L’Ue alleata di ferro di Big Pharma
La proposta avanzata all’Organizzazione Mondiale del Commercio (Omc) da India e Sudafrica, e appoggiata da oltre cento Paesi, di una moratoria di tre anni sui brevetti per i vaccini e i kit diagnostici e la condivisione del know-how è bloccata dall’opposizione dell’Ue, della Svizzera e dell’Uk. Il 13 e 14 ottobre è convocato il Consiglio Generale dell’Omc e dal 30 novembre al 3 dicembre si svolgerà la 12esima Conferenza ministeriale dell’Omc: quella sarà la sede per una decisione definitiva sulla proposta di moratoria.
In Europa continua la raccolta di firme sull’Iniziativa dei Cittadini Europei per raggiungere un milione di firme e obbligare, secondo quanto previsto dai regolamenti europei, la Commissione europea a sottoporre la nostra proposta alla discussione e al voto del Parlamento e del Consiglio Europeo. Nonostante la mobilitazione di oltre mille organizzazioni ad oggi sono state raccolte circa 216mila firme delle quali quasi 55mila in Italia. La campagna continua, ma è evidente la distanza dalle centinaia e centinaia di migliaia di firme raccolte per la cannabis legale e per l’eutanasia.
Eppure, in gioco c’è la vita di milioni di persone, tra le quali la nostra. Infatti, se in alcune zone del mondo il virus continuerà a circolare, moltiplicandosi svilupperà delle varianti maggiormente aggressive che circoleranno in tutto il mondo e quando arriveranno nel ricco e vaccinato Occidente non sapremo quanto i vaccini dei quali disporremo saranno efficaci. A differenza di quanto sostenuto dalla potentissima campagna mediatica orchestrata da Big Pharma, la proposta in discussione all’Omc è concreta e realizzabile; secondo quanto dichiarato dall’Oms, già ora, oltre ai Paesi tecnologicamente avanzati, anche India, Corea del Sud, Sudafrica e Brasile potrebbero produrre i vaccini, mentre nel giro di 4-6 mesi altre nazioni sarebbero in grado di riconvertire la propria filiera produttiva. La proposta di moratoria è stata presentata nell’ottobre del 2020, sono già stati persi undici preziosi mesi.
La carità pelosa
Le roboanti dichiarazioni del nostro governo, così come le conclusioni del G20 sulla salute, manifestano un vuoto assoluto di proposte; da un lato si limitano a riproporre soluzioni già mostratesi inefficaci, d’altra parte annunciano grandi donazioni di vaccini al sud del mondo. Ma l’elemosina non può cancellare i diritti e la carità non può sostituire la giustizia.

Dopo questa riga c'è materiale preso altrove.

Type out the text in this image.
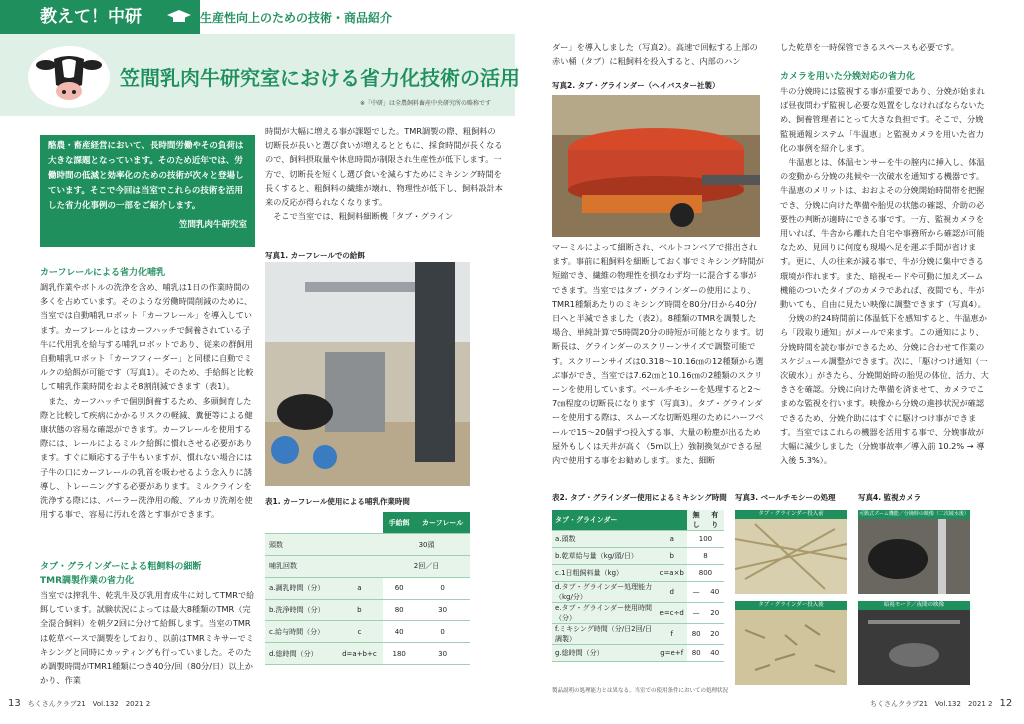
教えて！中研	生産性向上のための技術・商品紹介
笠間乳肉牛研究室における省力化技術の活用
※「中研」は全農飼料畜産中央研究所の略称です
酪農・畜産経営において、長時間労働やその負荷は大きな課題となっています。そのため近年では、労働時間の低減と効率化のための技術が次々と登場しています。そこで今回は当室でこれらの技術を活用した省力化事例の一部をご紹介します。
笠間乳肉牛研究室
カーフレールによる省力化哺乳
調乳作業やボトルの洗浄を含め、哺乳は1日の作業時間の多くを占めています。そのような労働時間削減のために、当室では自動哺乳ロボット「カーフレール」を導入しています。カーフレールとはカーフハッチで飼養されている子牛に代用乳を給与する哺乳ロボットであり、従来の群飼用自動哺乳ロボット「カーフフィーダー」と同様に自動でミルクの給餌が可能です（写真1）。そのため、手給餌と比較して哺乳作業時間をおよそ8割削減できます（表1）。
　また、カーフハッチで個別飼養するため、多頭飼育した際と比較して疾病にかかるリスクの軽減、糞便等による健康状態の容易な確認ができます。カーフレールを使用する際には、レールによるミルク給餌に慣れさせる必要があります。すぐに順応する子牛もいますが、慣れない場合には子牛の口にカーフレールの乳首を吸わせるよう念入りに誘導し、トレーニングする必要があります。ミルクラインを洗浄する際には、パーラー洗浄用の酸、アルカリ洗剤を使用する事で、容易に汚れを落とす事ができます。
タブ・グラインダーによる粗飼料の細断
TMR調製作業の省力化
当室では搾乳牛、乾乳牛及び乳用育成牛に対してTMRで給餌しています。試験状況によっては最大8種類のTMR（完全混合飼料）を朝夕2回に分けて給餌します。当室のTMRは乾草ベースで調製をしており、以前はTMRミキサーでミキシングと同時にカッティングも行っていました。そのため調製時間がTMR1種類につき40分/回（80分/日）以上かかり、作業
時間が大幅に増える事が課題でした。TMR調製の際、粗飼料の切断長が長いと選び食いが増えるとともに、採食時間が長くなるので、飼料摂取量や休息時間が制限され生産性が低下します。一方で、切断長を短くし選び食いを減らすためにミキシング時間を長くすると、粗飼料の繊維が壊れ、物理性が低下し、飼料設計本来の反応が得られなくなります。
　そこで当室では、粗飼料細断機「タブ・グライン
写真1. カーフレールでの給餌
表1. カーフレール使用による哺乳作業時間
		手給餌	カーフレール
頭数		30頭	
哺乳回数		2回／日	
a.調乳時間（分）	a	60	0
b.洗浄時間（分）	b	80	30
c.給与時間（分）	c	40	0
d.総時間（分）	d=a+b+c	180	30
13　 ちくさんクラブ21　Vol.132　2021 2
ダー」を導入しました（写真2）。高速で回転する上部の赤い桶（タブ）に粗飼料を投入すると、内部のハン
写真2. タブ・グラインダー（ヘイバスター社製）
マーミルによって細断され、ベルトコンベアで排出されます。事前に粗飼料を細断しておく事でミキシング時間が短縮でき、繊維の物理性を損なわず均一に混合する事ができます。当室ではタブ・グラインダーの使用により、TMR1種類あたりのミキシング時間を80分/日から40分/日へと半減できました（表2）。8種類のTMRを調製した場合、単純計算で5時間20分の時短が可能となります。切断長は、グラインダーのスクリーンサイズで調整可能です。スクリーンサイズは0.318～10.16㎝の12種類から選ぶ事ができ、当室では7.62㎝と10.16㎝の2種類のスクリーンを使用しています。ベールチモシーを処理すると2～7㎝程度の切断長になります（写真3）。タブ・グラインダーを使用する際は、スムーズな切断処理のためにハーフベールで15～20個ずつ投入する事、大量の粉塵が出るため屋外もしくは天井が高く（5m以上）強制換気ができる屋内で使用する事をお勧めします。また、細断
した乾草を一時保管できるスペースも必要です。
カメラを用いた分娩対応の省力化
牛の分娩時には監視する事が重要であり、分娩が始まれば昼夜問わず監視し必要な処置をしなければならないため、飼養管理者にとって大きな負担です。そこで、分娩監視通報システム「牛温恵」と監視カメラを用いた省力化の事例を紹介します。
　牛温恵とは、体温センサーを牛の膣内に挿入し、体温の変動から分娩の兆候や一次破水を通知する機器です。牛温恵のメリットは、おおよその分娩開始時間帯を把握でき、分娩に向けた準備や胎児の状態の確認、介助の必要性の判断が適時にできる事です。一方、監視カメラを用いれば、牛舎から離れた自宅や事務所から確認が可能なため、見回りに何度も現場へ足を運ぶ手間が省けます。更に、人の往来が減る事で、牛が分娩に集中できる環境が作れます。また、暗視モードや可動に加えズーム機能のついたタイプのカメラであれば、夜間でも、牛が動いても、自由に見たい映像に調整できます（写真4）。
　分娩の約24時間前に体温低下を感知すると、牛温恵から「段取り通知」がメールで来ます。この通知により、分娩時間を読む事ができるため、分娩に合わせて作業のスケジュール調整ができます。次に、「駆けつけ通知（一次破水）」がきたら、分娩開始時の胎児の体位、活力、大きさを確認。分娩に向けた準備を済ませて、カメラでこまめな監視を行います。映像から分娩の進捗状況が確認できるため、分娩介助にはすぐに駆けつけ事ができます。当室ではこれらの機器を活用する事で、分娩事故が大幅に減少しました（分娩事故率／導入前 10.2% → 導入後 5.3%）。
表2. タブ・グラインダー使用によるミキシング時間
タブ・グラインダー		無し	有り
a.頭数	a	100	
b.乾草給与量（kg/頭/日）	b	8	
c.1日粗飼料量（kg）	c=a×b	800	
d.タブ・グラインダー処理能力（kg/分）	d	—	40
e.タブ・グラインダー使用時間（分）	e=c÷d	—	20
f.ミキシング時間（分/日2回/日調製）	f	80	20
g.総時間（分）	g=e+f	80	40
製品説明の処理能力とは異なる。当室での使用条件においての処理状況
写真3. ベールチモシーの処理
タブ・グラインダー投入前
タブ・グラインダー投入後
写真4. 監視カメラ
可動式ズーム機能／分娩時の映像（二次破水後）
暗視モード／夜間の映像
ちくさんクラブ21　Vol.132　2021 2　 12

Oltretutto, siamo di fronte a donazioni annunciate ma non praticate: al progetto Covax è arrivato meno del 20% delle dosi promesse. L’8 settembre il governo italiano comunicava che “Uno dei primi Paesi a ricevere le dosi donate sarà il Vietnam, cui ne verranno consegnate 800.000 tra pochi giorni. Si tratta di un importante gesto di amicizia e di solidarietà nei confronti di un partner strategico per l’Italia nel sudest asiatico e nell’Asean”. Una carità pelosa che agisce in base agli interessi del donatore.
O riusciamo a obbligare il nostro governo e la Commissione europea a modificare la propria posizione, oppure non ci resta che sperare di non dover pagare nei prossimi mesi un enorme e ulteriore tributo in vite umane.